Au demeurant : "ils sont des lecteurs assidus de textes sur le réseau Wattpad" : voilà une affirmation d'Anne Cordier qu'on aimerait bien voir davantage détaillée, avec une source quelconque, et des chiffres plus précis.
La dernière étude Common Sense 2022 aux États-Unis (qui mesure aussi... le temps d'écran) montre par exemple que la lecture sur support numérique ne représente que 2,8% du temps d'écran des 13-18 ans en 2021. En moyenne 9 minutes par jour : des "lecteurs assidus" !
Le pourcentage des 8-12 ans aimant lire beaucoup est passé de 38% en 2019 à 33% en 2021
Changement de sujet ici, avec un échantillon qu'il faut donc considérer comme représentatif : Il ne s'agit donc plus de la lecture, et "les jeunes" deviennent les élèves de terminale générale ou technologique d'un très bon lycée.J’ai mené, en cette année 2023-2024, au lycée Carnot de Bruay-la-Buissière [Pas-de-Calais], une recherche avec les élèves de deux classes de terminale (une générale, une technologique) et avec leurs enseignants, sur leurs pratiques d’information et leur rapport aux médias. L’enseignement de cette recherche, menée dans cet établissement aux catégories socioprofessionnelles défavorisées, est clair : ils s’informent.
Les jeunes sont bêtes : il ne déclarent pas s'informer par la presse parce tout simplement qu'ils ne savent pas ce qu'est "la presse" !Ils et elles suivent des pages de titres de presse, ont installé sur leur smartphone des applications de titres de presse ou d’actualité, suivent des créateurs de contenu qui viennent assouvir leur curiosité… et répondre à des questionnements non traités par les adultes.
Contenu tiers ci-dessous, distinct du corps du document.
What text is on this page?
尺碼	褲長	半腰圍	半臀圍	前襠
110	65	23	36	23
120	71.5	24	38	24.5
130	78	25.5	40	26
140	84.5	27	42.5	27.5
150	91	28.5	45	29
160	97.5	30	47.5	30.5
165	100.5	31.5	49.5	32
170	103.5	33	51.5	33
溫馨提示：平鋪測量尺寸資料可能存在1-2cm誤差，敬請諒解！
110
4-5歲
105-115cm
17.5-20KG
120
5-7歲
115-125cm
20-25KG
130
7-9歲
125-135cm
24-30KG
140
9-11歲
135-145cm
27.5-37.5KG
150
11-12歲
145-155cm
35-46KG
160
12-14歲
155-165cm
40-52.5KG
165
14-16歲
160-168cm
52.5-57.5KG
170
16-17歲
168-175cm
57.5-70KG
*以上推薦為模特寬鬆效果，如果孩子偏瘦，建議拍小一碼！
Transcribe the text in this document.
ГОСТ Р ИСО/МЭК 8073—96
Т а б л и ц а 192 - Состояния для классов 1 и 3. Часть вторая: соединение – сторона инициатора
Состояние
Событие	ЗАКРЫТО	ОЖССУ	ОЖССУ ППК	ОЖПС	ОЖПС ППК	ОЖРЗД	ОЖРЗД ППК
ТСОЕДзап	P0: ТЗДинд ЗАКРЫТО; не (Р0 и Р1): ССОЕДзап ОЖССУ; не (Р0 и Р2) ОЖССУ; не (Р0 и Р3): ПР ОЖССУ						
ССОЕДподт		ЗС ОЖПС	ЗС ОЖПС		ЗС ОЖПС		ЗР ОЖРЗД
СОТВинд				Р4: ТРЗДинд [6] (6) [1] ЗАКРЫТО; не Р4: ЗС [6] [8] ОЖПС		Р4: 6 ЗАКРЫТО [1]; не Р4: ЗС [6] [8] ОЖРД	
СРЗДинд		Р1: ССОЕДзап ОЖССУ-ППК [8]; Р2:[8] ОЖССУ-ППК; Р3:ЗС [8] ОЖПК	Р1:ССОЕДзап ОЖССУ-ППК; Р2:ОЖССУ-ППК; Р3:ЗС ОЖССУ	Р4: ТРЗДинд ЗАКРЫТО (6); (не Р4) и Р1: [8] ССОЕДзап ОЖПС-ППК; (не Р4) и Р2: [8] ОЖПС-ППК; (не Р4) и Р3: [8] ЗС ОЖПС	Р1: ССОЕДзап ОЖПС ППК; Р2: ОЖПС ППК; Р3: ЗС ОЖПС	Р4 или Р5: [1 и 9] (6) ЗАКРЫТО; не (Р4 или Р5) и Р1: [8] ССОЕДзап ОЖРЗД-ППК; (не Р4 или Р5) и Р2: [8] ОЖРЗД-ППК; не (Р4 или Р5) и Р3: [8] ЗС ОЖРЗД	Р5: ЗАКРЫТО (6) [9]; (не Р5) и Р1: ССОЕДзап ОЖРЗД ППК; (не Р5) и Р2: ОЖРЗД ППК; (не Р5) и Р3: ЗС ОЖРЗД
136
Parmi ces adolescents, aucun ne déclare lire la presse, car ils considèrent que la presse numérique, qui ne se présente pas sous la forme du « journal papier », ne peut être considérée comme de « la presse ».
D'une manière générale, on voit que les "préjugés" tiennent toujours à des enquêtes de pratique qui sont toujours problématiques, selon Anne Cordier. Le temps d'écran ne peut pas se mesurer (contrairement, semble-t-il, au temps de lecture qui peut être "assidu"), les jeunes sont interrogés sur des livres alors qu'ils lisent des "textes", ils sont interrogés sur "la presse" alors qu'ils lisent la presse sans le savoir...
En réalité, une enquête récente CSA 2022 montre que si l'immense majorité des 13-17 ans estiment important de s'informer, ils le font principalement à travers des vidéos et ils considèrent à 80% que "l’information sur les jeux vidéo, les séries, le cinéma est la plus importante, loin devant l’actualité nationale et locale".
Pas de quoi en faire un drame, les jeunes sont les jeunes, mais la volonté d'Anne Cordier d'en faire des lecteurs vertueux et informés...
Les pratiques vertueuses des jeunes sont invisibles... parce qu'elles sont invisibilisées : il fallait y penser !Ils plaquent des procédés obsolètes pour évaluer leur soif de culture et d’information. Il existe une invisibilisation de leurs pratiques et donc une absence de conscientisation.
Après la diversion sur la presse, le journaliste tente de revenir à la question de la lecture.La place du livre recule néanmoins parmi la jeunesse. Lit-elle moins ? Ecrit-elle moins ?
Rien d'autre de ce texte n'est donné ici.